Before analyzing the phrasemes present in our corpus, first it was necessary to establish our conception of phrasemes and the criteria to be applied for identifying and classifying them. For this purpose, we adopted a combination of deductive and inductive methods, i.e. following current concepts present in pertinent studies as well as pre-analyzing selected KOLIPSI texts in order to get an idea of which phraseme types are actually used by the learners. As far as collocations are concerned, we found out that lexical collocations strictu sensu occur only rarely (especially on lower CEFR levels), for which it seemed useful to adopt a broader concept of collocation, including also sequences such as andare a casa (‘to go home’) and guardare su/in internet (‘to look/search on the internet’), which seem freely combined but in which at least the prepositions are idiosyncratically bound to the actual verb. As to other phraseme (sub)categories, we decided to adopt a “mixed classification” in terms of Burger (2007: 53). Besides various types of referential (both non-idiomatic and idiomatic) phrasemes, we took into consideration also communicative and structural phrasemes.

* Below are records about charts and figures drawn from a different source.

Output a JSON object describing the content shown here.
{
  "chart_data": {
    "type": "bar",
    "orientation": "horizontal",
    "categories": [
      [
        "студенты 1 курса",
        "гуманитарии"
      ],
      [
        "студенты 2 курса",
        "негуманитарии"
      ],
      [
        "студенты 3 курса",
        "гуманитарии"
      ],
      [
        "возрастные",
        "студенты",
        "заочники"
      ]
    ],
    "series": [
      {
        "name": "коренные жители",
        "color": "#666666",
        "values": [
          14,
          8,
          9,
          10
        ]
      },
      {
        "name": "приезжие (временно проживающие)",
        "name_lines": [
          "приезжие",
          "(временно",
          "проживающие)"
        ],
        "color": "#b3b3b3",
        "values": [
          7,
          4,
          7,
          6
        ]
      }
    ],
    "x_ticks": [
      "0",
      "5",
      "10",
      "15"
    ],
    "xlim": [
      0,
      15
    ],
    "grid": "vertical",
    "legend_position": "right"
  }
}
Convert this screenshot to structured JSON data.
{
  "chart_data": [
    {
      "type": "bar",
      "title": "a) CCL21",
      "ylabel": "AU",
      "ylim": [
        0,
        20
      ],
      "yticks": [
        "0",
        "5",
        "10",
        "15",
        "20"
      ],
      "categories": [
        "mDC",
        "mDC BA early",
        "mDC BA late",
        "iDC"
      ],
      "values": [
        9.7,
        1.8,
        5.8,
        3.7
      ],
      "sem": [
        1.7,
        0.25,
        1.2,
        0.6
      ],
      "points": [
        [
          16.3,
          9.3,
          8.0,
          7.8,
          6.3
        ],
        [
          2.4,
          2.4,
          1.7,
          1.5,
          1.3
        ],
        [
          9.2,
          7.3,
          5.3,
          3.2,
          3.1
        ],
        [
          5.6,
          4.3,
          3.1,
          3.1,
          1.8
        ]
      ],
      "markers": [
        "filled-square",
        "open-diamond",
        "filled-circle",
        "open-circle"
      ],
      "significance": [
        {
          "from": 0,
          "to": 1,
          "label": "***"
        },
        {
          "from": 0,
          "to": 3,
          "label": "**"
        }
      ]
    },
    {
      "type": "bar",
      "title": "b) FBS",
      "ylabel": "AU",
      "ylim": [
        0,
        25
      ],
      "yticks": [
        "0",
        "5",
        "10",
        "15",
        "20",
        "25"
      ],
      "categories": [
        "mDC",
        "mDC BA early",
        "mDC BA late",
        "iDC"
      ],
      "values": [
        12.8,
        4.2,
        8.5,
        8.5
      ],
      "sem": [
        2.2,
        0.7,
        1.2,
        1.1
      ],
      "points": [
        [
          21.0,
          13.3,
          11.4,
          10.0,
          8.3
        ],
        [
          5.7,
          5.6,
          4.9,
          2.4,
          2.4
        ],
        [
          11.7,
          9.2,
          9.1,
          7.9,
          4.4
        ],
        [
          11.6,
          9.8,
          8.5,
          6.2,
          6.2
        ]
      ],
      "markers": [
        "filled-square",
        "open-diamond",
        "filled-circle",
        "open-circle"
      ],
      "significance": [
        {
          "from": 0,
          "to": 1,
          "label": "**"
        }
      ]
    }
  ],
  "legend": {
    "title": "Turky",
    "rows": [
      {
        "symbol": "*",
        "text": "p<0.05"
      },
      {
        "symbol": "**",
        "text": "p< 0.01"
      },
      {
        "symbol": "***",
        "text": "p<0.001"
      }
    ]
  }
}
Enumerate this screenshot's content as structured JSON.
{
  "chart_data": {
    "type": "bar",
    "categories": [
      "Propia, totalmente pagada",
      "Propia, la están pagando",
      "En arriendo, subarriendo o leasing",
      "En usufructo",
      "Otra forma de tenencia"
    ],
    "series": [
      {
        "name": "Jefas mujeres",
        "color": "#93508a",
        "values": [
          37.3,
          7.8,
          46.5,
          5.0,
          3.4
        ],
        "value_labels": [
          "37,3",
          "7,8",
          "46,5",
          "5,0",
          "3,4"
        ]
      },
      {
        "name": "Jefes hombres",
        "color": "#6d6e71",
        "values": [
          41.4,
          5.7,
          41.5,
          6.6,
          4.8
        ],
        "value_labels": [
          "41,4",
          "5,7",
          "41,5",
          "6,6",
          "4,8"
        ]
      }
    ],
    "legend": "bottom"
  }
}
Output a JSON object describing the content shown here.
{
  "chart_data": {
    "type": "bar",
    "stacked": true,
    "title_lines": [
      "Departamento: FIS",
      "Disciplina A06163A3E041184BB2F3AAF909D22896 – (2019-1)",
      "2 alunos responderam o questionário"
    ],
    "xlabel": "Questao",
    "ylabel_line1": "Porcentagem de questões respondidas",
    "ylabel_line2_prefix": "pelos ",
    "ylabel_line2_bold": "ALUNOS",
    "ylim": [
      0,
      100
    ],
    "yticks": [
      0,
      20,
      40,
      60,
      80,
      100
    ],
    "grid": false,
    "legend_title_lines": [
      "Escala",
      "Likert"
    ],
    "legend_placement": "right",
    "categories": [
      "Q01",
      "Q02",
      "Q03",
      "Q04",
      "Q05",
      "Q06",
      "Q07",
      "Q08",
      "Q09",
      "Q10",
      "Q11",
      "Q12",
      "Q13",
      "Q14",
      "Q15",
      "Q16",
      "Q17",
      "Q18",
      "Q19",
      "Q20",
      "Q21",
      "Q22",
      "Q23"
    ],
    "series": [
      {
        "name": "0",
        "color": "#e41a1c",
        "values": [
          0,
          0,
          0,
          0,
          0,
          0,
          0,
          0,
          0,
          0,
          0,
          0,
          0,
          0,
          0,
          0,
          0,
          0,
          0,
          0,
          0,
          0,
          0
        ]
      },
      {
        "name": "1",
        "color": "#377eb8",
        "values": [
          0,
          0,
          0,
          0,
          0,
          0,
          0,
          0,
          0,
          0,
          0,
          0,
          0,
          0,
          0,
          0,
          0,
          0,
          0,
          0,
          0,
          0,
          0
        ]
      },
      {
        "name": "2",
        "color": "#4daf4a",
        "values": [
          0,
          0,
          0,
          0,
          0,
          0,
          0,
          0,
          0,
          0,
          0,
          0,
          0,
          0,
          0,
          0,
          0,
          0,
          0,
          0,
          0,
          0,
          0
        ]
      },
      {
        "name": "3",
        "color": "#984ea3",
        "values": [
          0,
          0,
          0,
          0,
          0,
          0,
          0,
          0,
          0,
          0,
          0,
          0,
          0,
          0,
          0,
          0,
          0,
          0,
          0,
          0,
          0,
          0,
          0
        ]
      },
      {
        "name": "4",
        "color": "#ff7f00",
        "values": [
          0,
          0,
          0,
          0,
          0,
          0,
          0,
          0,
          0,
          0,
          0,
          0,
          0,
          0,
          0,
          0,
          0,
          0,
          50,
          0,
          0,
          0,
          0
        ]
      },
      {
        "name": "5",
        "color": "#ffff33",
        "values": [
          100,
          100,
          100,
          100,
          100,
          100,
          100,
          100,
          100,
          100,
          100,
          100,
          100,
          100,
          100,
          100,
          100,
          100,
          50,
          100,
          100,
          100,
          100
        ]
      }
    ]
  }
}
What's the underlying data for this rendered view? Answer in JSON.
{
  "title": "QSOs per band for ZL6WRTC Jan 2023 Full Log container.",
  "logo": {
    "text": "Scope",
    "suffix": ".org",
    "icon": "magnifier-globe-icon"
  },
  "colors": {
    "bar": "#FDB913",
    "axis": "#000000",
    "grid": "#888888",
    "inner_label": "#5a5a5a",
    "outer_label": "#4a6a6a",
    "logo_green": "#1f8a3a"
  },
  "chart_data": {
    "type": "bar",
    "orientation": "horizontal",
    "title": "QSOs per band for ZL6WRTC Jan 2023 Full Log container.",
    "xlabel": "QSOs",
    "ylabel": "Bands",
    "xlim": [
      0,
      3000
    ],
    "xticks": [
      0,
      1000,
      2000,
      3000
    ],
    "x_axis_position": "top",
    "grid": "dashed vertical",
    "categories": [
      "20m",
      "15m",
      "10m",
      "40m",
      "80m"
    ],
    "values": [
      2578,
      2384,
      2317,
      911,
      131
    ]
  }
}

In our paper, we will illustrate which phrasemes we detected at various levels and how we proceeded in assigning them to different phraseological (sub)types as well as in the identification of possible error causes. In order to record several possible kinds of the latter, we provided for a separate category named “not exist” for those cases in which phrasemes existing in German were translated literally into not-existing Italian expressions (e.g. *queste vacanze diventano il martello = interference from Germ. dieser Urlaub wird der Hammer).